Second, these classes have a inverse_transform() function which can convert the predicted y value back to original units.
x = np.asarray([720.1,382.9,1198.2,341.4,406.4,325.8,
791.8,748.6,1552.6,1357.7,344.3]).reshape(-1,1)
y = np.asarray([64799.30,77232.40,88487.70,77338.20,145602.05,67680.50,
84536.20,99854.00,65939.90,61622.80,66439.60]).reshape(-1,1)
scalerx = RobustScaler()
x_scaled = scalerx.fit_transform(x)
scalery = RobustScaler()
y_scaled = scalery.fit_transform(y)
Call your statsmodel.OLS on these scaled data.
While predicting, first transform your test data:
x_scaled_test = scalerx.transform([720.1])
Apply your regression model on this value and get the result. This result of y will be according to the scaled data.

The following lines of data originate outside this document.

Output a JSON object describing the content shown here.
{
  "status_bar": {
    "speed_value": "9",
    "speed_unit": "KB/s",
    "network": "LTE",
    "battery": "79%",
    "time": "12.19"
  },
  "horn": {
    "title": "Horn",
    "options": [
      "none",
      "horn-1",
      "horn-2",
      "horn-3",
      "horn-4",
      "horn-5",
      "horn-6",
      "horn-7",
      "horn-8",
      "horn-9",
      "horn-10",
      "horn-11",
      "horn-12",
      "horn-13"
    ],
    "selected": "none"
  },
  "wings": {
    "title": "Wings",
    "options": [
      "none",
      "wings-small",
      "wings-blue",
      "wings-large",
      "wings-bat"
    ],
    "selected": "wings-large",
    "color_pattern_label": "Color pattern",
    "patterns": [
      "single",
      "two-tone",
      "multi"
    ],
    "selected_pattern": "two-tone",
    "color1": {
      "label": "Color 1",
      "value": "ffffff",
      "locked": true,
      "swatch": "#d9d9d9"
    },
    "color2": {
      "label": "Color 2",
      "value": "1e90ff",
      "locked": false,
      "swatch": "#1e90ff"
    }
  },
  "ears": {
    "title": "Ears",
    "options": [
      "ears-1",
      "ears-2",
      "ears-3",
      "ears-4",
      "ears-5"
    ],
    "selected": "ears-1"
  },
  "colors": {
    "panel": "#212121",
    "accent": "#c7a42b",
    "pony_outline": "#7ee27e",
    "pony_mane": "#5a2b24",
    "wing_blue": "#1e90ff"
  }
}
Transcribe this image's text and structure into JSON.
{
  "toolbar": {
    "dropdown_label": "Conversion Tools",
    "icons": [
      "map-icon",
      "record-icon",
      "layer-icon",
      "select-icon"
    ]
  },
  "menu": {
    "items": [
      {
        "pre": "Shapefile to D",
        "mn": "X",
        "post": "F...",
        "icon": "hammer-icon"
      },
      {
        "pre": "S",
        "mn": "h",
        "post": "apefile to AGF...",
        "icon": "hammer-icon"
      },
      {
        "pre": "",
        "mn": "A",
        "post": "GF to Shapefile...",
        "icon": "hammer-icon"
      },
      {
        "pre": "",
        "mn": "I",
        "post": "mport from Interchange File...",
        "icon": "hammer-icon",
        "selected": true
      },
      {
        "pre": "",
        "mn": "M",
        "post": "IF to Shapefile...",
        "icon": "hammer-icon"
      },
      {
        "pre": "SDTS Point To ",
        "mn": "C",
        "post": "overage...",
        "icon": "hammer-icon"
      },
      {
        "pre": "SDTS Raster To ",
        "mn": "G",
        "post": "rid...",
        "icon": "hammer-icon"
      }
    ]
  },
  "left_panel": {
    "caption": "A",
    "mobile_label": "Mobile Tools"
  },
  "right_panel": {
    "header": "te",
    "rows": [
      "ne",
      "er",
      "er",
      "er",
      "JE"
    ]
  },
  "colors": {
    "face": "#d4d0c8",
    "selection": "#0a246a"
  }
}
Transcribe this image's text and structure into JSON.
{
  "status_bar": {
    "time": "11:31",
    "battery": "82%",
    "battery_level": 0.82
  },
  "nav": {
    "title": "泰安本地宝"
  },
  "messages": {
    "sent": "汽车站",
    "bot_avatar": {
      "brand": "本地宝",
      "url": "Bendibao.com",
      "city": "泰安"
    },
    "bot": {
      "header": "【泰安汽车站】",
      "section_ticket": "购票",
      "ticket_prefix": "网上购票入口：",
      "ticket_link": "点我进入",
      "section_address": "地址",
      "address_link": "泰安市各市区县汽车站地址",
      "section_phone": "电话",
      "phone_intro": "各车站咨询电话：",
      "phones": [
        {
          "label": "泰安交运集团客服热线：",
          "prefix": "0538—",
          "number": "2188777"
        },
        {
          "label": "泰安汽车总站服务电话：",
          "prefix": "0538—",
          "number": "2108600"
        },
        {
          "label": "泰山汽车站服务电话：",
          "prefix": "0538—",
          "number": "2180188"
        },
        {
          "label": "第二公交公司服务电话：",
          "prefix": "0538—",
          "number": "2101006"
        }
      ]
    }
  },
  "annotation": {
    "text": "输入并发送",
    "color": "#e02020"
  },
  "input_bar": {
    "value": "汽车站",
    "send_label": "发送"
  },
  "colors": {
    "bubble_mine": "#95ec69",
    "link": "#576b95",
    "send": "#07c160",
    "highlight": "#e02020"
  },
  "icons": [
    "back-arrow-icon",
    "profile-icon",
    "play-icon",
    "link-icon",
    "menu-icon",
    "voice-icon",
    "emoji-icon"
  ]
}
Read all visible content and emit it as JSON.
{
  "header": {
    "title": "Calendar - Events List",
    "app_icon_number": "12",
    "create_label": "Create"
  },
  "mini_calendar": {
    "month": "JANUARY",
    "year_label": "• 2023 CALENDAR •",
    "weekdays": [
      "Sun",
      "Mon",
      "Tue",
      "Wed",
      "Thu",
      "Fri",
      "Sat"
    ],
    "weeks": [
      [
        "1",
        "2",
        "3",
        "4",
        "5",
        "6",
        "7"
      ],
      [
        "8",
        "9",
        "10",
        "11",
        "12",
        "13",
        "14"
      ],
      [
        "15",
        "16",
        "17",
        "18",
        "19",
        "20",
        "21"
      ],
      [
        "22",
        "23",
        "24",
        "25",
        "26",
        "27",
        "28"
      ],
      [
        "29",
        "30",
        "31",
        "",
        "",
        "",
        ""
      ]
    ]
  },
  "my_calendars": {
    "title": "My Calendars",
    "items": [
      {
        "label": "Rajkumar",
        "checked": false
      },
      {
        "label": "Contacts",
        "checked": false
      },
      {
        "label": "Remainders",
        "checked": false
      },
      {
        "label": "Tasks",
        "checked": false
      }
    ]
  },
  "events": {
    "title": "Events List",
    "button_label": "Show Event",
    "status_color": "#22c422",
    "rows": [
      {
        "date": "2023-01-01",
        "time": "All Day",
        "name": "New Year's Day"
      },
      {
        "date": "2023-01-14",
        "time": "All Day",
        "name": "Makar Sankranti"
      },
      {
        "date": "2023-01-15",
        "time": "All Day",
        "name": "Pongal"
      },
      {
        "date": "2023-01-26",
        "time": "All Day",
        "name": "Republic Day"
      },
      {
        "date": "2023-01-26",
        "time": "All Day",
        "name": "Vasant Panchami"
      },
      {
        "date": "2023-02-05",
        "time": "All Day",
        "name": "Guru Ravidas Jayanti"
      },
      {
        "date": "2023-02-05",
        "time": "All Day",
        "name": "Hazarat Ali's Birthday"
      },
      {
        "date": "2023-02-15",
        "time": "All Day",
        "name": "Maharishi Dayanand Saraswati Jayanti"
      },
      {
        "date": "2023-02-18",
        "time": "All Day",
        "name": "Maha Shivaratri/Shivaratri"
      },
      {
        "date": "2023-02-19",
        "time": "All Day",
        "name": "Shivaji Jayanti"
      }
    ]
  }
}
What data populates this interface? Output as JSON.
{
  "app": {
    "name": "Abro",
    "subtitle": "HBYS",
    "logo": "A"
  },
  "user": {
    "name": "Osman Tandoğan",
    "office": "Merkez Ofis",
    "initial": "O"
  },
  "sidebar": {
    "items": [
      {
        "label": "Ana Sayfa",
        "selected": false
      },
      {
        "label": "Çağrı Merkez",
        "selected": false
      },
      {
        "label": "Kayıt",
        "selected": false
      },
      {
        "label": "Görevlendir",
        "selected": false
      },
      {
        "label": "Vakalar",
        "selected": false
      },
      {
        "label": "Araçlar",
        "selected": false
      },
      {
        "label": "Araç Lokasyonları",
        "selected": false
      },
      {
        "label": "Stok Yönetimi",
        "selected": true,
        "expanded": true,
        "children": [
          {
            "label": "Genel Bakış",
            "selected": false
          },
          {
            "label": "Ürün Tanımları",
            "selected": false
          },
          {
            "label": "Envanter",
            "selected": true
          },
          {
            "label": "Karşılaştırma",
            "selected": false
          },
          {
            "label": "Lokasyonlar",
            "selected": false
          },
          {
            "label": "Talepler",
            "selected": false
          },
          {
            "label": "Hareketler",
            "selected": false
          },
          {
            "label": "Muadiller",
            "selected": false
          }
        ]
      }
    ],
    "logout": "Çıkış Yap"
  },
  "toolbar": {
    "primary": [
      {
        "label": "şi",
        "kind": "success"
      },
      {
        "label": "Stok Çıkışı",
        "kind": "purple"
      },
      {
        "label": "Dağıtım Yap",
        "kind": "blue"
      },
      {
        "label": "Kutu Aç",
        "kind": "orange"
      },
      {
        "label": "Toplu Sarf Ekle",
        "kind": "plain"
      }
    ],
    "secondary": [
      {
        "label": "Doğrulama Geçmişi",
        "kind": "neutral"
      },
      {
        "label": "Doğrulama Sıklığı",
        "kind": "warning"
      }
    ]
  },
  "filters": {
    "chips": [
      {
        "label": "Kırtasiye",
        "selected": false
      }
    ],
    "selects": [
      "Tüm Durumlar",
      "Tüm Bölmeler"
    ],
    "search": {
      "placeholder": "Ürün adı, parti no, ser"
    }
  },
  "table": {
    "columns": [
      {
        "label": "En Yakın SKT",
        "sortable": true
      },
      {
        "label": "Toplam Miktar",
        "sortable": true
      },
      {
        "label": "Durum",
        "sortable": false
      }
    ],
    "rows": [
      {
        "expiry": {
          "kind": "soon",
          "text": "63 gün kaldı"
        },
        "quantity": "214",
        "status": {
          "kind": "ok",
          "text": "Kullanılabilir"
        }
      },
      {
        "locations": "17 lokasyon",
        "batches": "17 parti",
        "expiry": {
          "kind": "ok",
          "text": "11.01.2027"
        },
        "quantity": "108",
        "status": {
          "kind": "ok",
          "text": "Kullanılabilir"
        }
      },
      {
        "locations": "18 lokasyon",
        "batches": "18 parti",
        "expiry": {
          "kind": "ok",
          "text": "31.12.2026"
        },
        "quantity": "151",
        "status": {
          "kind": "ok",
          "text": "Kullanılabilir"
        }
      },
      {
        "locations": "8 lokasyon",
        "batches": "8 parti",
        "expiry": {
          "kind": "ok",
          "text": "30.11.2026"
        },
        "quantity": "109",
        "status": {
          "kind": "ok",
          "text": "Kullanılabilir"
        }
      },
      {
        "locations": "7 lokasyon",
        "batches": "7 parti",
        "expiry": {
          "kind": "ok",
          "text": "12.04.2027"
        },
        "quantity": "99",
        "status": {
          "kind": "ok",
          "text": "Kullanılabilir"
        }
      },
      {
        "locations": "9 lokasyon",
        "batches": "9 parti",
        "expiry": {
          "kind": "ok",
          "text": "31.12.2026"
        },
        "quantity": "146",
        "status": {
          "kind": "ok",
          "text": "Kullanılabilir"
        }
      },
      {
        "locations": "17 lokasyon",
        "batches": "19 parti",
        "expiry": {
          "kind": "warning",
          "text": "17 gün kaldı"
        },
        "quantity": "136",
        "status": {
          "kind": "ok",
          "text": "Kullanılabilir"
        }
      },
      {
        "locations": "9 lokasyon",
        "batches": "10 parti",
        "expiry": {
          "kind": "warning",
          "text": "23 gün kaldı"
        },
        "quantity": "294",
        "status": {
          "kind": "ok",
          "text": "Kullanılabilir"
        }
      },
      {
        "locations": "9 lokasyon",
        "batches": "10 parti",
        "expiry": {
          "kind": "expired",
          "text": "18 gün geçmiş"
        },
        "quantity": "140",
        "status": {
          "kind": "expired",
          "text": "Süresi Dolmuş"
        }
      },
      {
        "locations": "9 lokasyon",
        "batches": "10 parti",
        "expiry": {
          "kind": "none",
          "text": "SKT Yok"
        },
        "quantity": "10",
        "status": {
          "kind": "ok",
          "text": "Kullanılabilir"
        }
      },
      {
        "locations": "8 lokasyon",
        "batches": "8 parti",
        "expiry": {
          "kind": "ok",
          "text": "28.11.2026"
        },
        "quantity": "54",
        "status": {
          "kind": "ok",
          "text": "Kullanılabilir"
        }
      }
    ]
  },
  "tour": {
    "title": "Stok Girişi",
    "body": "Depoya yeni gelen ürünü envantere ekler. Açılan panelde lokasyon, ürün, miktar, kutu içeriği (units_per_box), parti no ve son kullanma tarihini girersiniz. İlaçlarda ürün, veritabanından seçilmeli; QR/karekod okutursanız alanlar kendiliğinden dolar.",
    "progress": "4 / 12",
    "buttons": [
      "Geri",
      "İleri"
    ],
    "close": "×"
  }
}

Yield_scaled = b0 + b1 * x_scaled_test
So inverse transform it to get data in original units.
Yield_original = scalery.inverse_transform(Yield_scaled)
But in my opinion, this linear model will not give much accuracy, because when I plotted your data, this is the result.
This data will not be fitted with linear models. Use other techniques, or get more data.